Pérez re–signed with the Athletics on a minor league contract on January 5, 2024. In 112 games for Triple–A Las Vegas, he slashed .260/.344/.544 with 27 home runs and 77 RBI. Perez elected free agency following the season on November 4.

===Chicago Cubs===
On December 22, 2024, Pérez signed a minor league contract with the Chicago Cubs. He made 111 appearances for the Triple-A Iowa Cubs in 2025, slashing .286/.372/.572 with 27 home runs and 87 RBI. Pérez elected free agency following the season on November 6, 2025.

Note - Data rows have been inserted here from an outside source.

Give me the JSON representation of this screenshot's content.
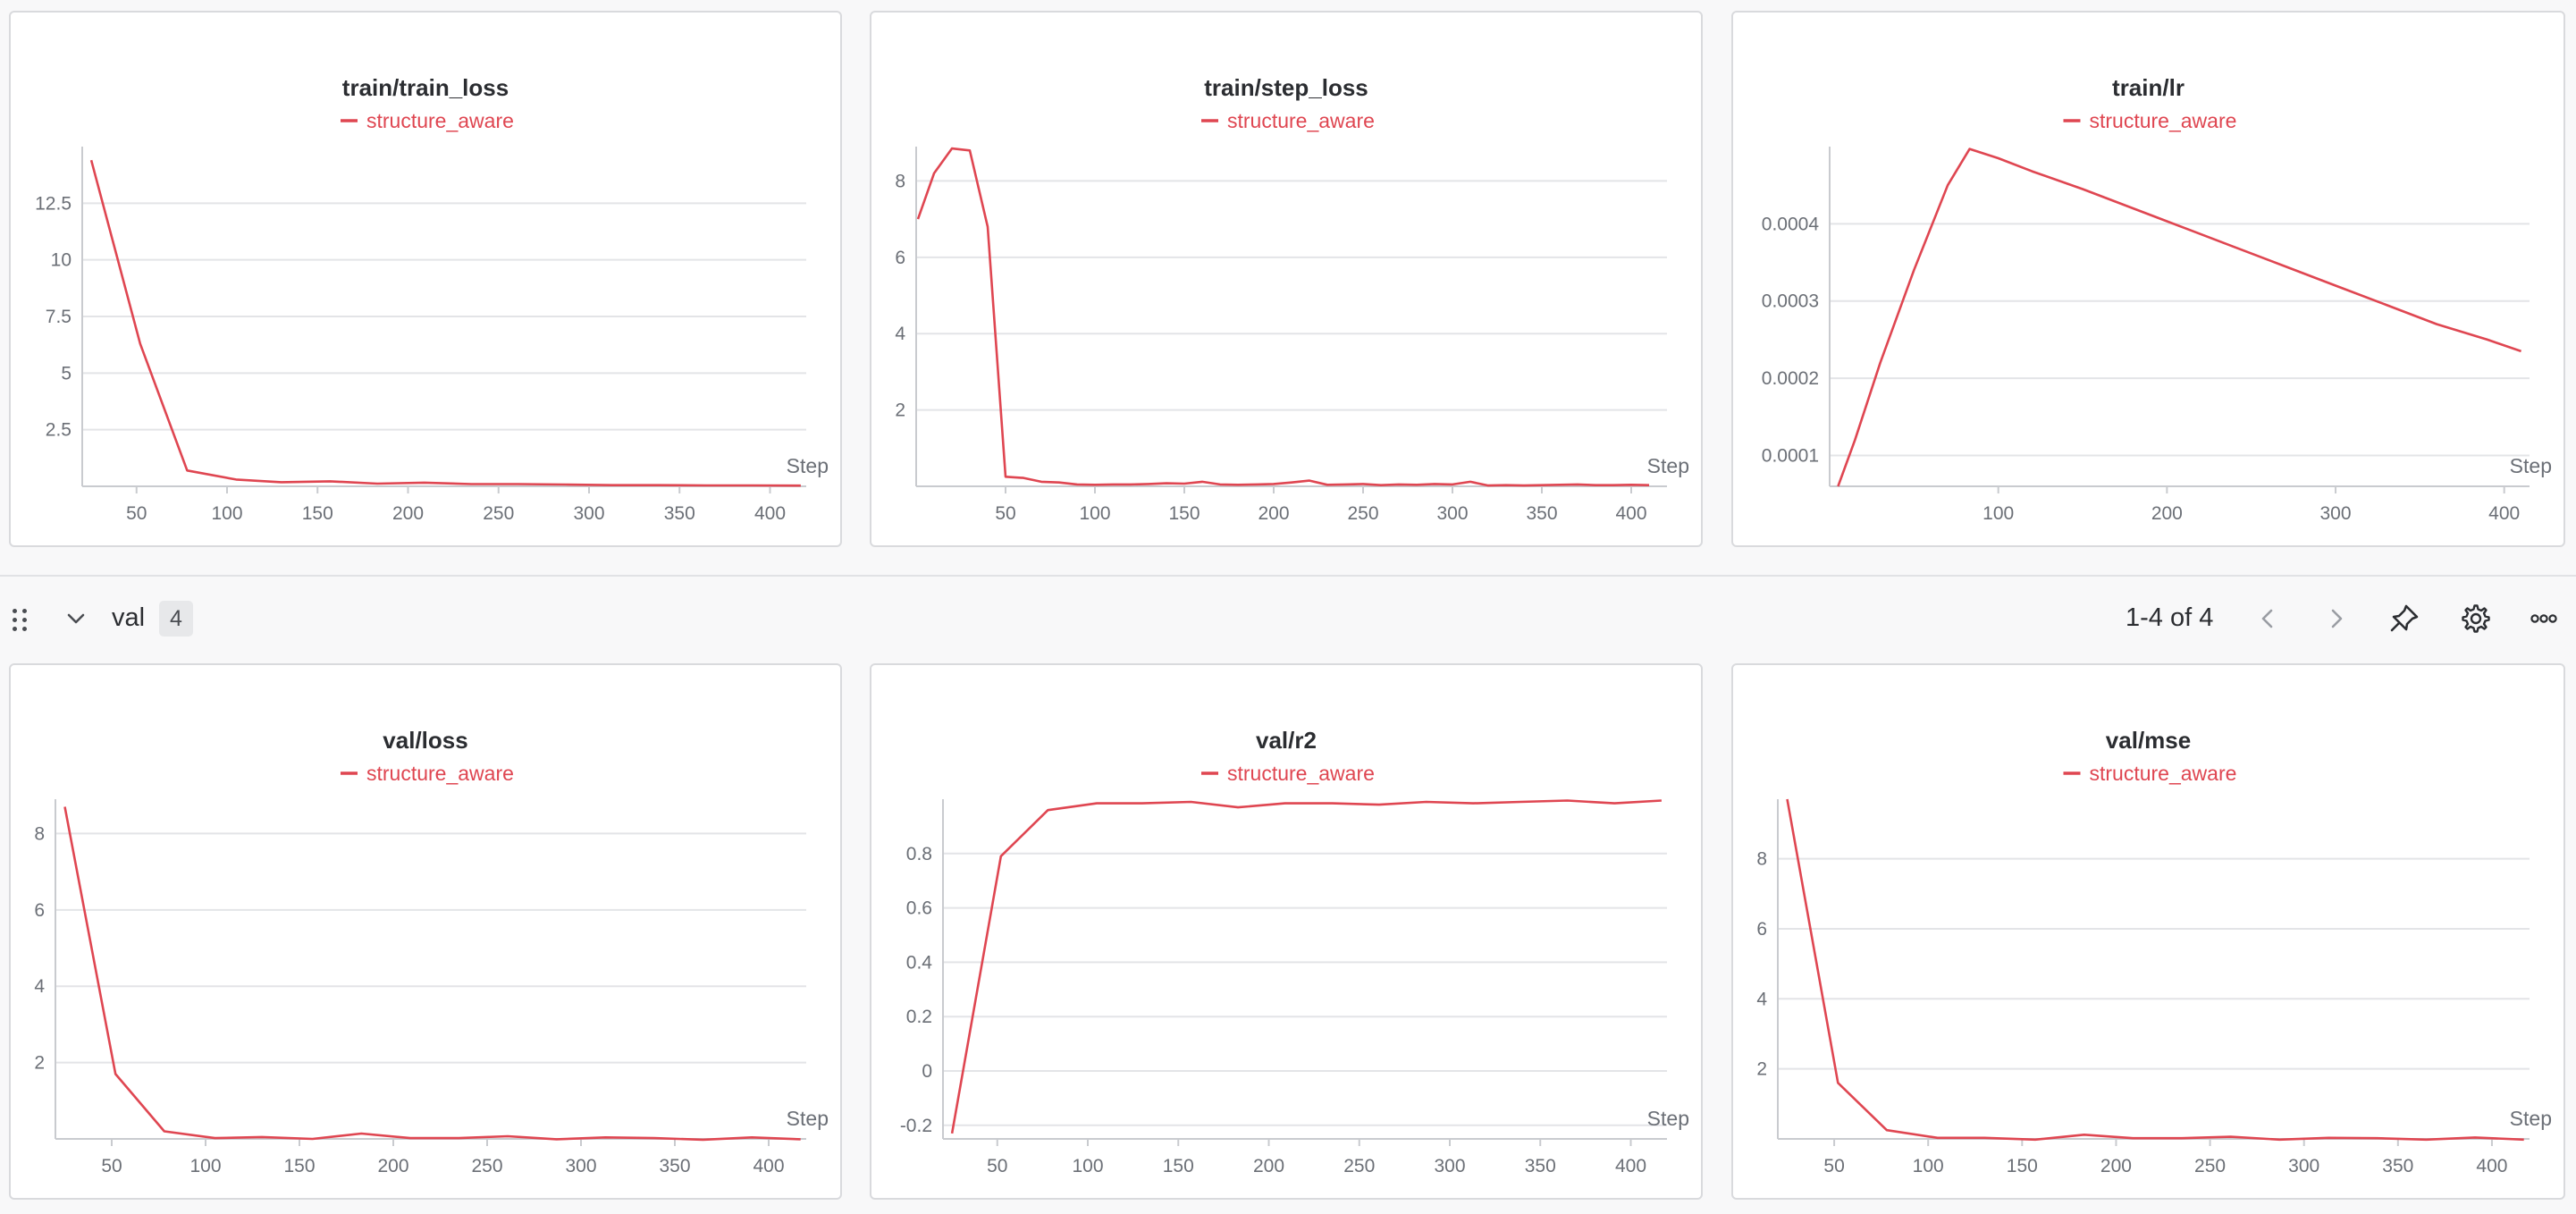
{
  "accent_color": "#df4651",
  "section": {
    "name": "val",
    "count": "4",
    "pagination": "1-4 of 4",
    "icons": [
      "drag-handle-icon",
      "chevron-down-icon",
      "chevron-left-icon",
      "chevron-right-icon",
      "pin-icon",
      "gear-icon",
      "more-horizontal-icon"
    ]
  },
  "panels": [
    {
      "title": "train/train_loss",
      "legend": "structure_aware",
      "xlabel": "Step",
      "chart_data": {
        "type": "line",
        "x": [
          25,
          52,
          78,
          105,
          130,
          157,
          183,
          209,
          235,
          261,
          287,
          313,
          339,
          365,
          391,
          417
        ],
        "series": [
          {
            "name": "structure_aware",
            "values": [
              14.4,
              6.3,
              0.7,
              0.3,
              0.18,
              0.22,
              0.12,
              0.16,
              0.1,
              0.1,
              0.08,
              0.05,
              0.05,
              0.04,
              0.04,
              0.03
            ]
          }
        ],
        "xlim": [
          20,
          420
        ],
        "ylim": [
          0,
          15
        ],
        "xticks": [
          50,
          100,
          150,
          200,
          250,
          300,
          350,
          400
        ],
        "yticks": [
          2.5,
          5,
          7.5,
          10,
          12.5
        ],
        "ytick_labels": [
          "2.5",
          "5",
          "7.5",
          "10",
          "12.5"
        ]
      }
    },
    {
      "title": "train/step_loss",
      "legend": "structure_aware",
      "xlabel": "Step",
      "chart_data": {
        "type": "line",
        "x": [
          1,
          10,
          20,
          30,
          40,
          50,
          60,
          70,
          80,
          90,
          100,
          110,
          120,
          130,
          140,
          150,
          160,
          170,
          180,
          190,
          200,
          210,
          220,
          230,
          240,
          250,
          260,
          270,
          280,
          290,
          300,
          310,
          320,
          330,
          340,
          350,
          360,
          370,
          380,
          390,
          400,
          410
        ],
        "series": [
          {
            "name": "structure_aware",
            "values": [
              7.0,
              8.2,
              8.85,
              8.8,
              6.8,
              0.25,
              0.22,
              0.12,
              0.1,
              0.05,
              0.04,
              0.05,
              0.05,
              0.06,
              0.08,
              0.07,
              0.12,
              0.05,
              0.04,
              0.05,
              0.06,
              0.1,
              0.15,
              0.04,
              0.05,
              0.06,
              0.03,
              0.05,
              0.04,
              0.06,
              0.05,
              0.12,
              0.02,
              0.03,
              0.02,
              0.03,
              0.04,
              0.05,
              0.03,
              0.03,
              0.04,
              0.03
            ]
          }
        ],
        "xlim": [
          0,
          420
        ],
        "ylim": [
          0,
          8.9
        ],
        "xticks": [
          50,
          100,
          150,
          200,
          250,
          300,
          350,
          400
        ],
        "yticks": [
          2,
          4,
          6,
          8
        ],
        "ytick_labels": [
          "2",
          "4",
          "6",
          "8"
        ]
      }
    },
    {
      "title": "train/lr",
      "legend": "structure_aware",
      "xlabel": "Step",
      "chart_data": {
        "type": "line",
        "x": [
          5,
          15,
          30,
          50,
          70,
          83,
          100,
          120,
          150,
          180,
          210,
          240,
          270,
          300,
          330,
          360,
          390,
          410
        ],
        "series": [
          {
            "name": "structure_aware",
            "values": [
              6e-05,
              0.00012,
              0.00022,
              0.00034,
              0.00045,
              0.000497,
              0.000485,
              0.000468,
              0.000445,
              0.00042,
              0.000395,
              0.00037,
              0.000345,
              0.00032,
              0.000295,
              0.00027,
              0.00025,
              0.000235
            ]
          }
        ],
        "xlim": [
          0,
          415
        ],
        "ylim": [
          6e-05,
          0.0005
        ],
        "xticks": [
          100,
          200,
          300,
          400
        ],
        "yticks": [
          0.0001,
          0.0002,
          0.0003,
          0.0004
        ],
        "ytick_labels": [
          "0.0001",
          "0.0002",
          "0.0003",
          "0.0004"
        ]
      }
    },
    {
      "title": "val/loss",
      "legend": "structure_aware",
      "xlabel": "Step",
      "chart_data": {
        "type": "line",
        "x": [
          25,
          52,
          78,
          105,
          130,
          157,
          183,
          209,
          235,
          261,
          287,
          313,
          339,
          365,
          391,
          417
        ],
        "series": [
          {
            "name": "structure_aware",
            "values": [
              8.7,
              1.7,
              0.2,
              0.02,
              0.05,
              0.0,
              0.14,
              0.02,
              0.02,
              0.07,
              -0.01,
              0.04,
              0.02,
              -0.02,
              0.04,
              -0.01
            ]
          }
        ],
        "xlim": [
          20,
          420
        ],
        "ylim": [
          0,
          8.9
        ],
        "xticks": [
          50,
          100,
          150,
          200,
          250,
          300,
          350,
          400
        ],
        "yticks": [
          2,
          4,
          6,
          8
        ],
        "ytick_labels": [
          "2",
          "4",
          "6",
          "8"
        ]
      }
    },
    {
      "title": "val/r2",
      "legend": "structure_aware",
      "xlabel": "Step",
      "chart_data": {
        "type": "line",
        "x": [
          25,
          52,
          78,
          105,
          130,
          157,
          183,
          209,
          235,
          261,
          287,
          313,
          339,
          365,
          391,
          417
        ],
        "series": [
          {
            "name": "structure_aware",
            "values": [
              -0.23,
              0.79,
              0.96,
              0.985,
              0.985,
              0.99,
              0.97,
              0.985,
              0.985,
              0.98,
              0.99,
              0.985,
              0.99,
              0.995,
              0.985,
              0.995
            ]
          }
        ],
        "xlim": [
          20,
          420
        ],
        "ylim": [
          -0.25,
          1.0
        ],
        "xticks": [
          50,
          100,
          150,
          200,
          250,
          300,
          350,
          400
        ],
        "yticks": [
          -0.2,
          0,
          0.2,
          0.4,
          0.6,
          0.8
        ],
        "ytick_labels": [
          "-0.2",
          "0",
          "0.2",
          "0.4",
          "0.6",
          "0.8"
        ]
      }
    },
    {
      "title": "val/mse",
      "legend": "structure_aware",
      "xlabel": "Step",
      "chart_data": {
        "type": "line",
        "x": [
          25,
          52,
          78,
          105,
          130,
          157,
          183,
          209,
          235,
          261,
          287,
          313,
          339,
          365,
          391,
          417
        ],
        "series": [
          {
            "name": "structure_aware",
            "values": [
              9.7,
              1.6,
              0.25,
              0.03,
              0.03,
              -0.02,
              0.12,
              0.02,
              0.02,
              0.06,
              -0.02,
              0.03,
              0.02,
              -0.02,
              0.04,
              -0.02
            ]
          }
        ],
        "xlim": [
          20,
          420
        ],
        "ylim": [
          0,
          9.7
        ],
        "xticks": [
          50,
          100,
          150,
          200,
          250,
          300,
          350,
          400
        ],
        "yticks": [
          2,
          4,
          6,
          8
        ],
        "ytick_labels": [
          "2",
          "4",
          "6",
          "8"
        ]
      }
    }
  ]
}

===Houston Astros (second stint)===
On November 28, 2025, Pérez signed a minor league contract with the Houston Astros. He made 57 appearances for the Triple-A Sugar Land Space Cowboys in 2026, batting .222/.303/.396 with eight home runs and 28 RBI. On June 18, 2026, Pérez was released by the organization.

===El Águila de Veracruz===
On July 1, 2026, Pérez signed with El Águila de Veracruz of the Mexican League. In 14 appearances for the team, he batted .190/.306/.333 with one home run and six RBI. On July 17, Pérez was released by Veracruz.

===Detroit Tigers===
On July 22, 2026, Pérez signed a minor league contract with the Detroit Tigers. Pérez was subsequently assigned to the Triple–A Toledo Mud Hens.

==Personal life==
Pérez's brother, Carlos Jesus Pérez, also played in MLB for the Chicago White Sox.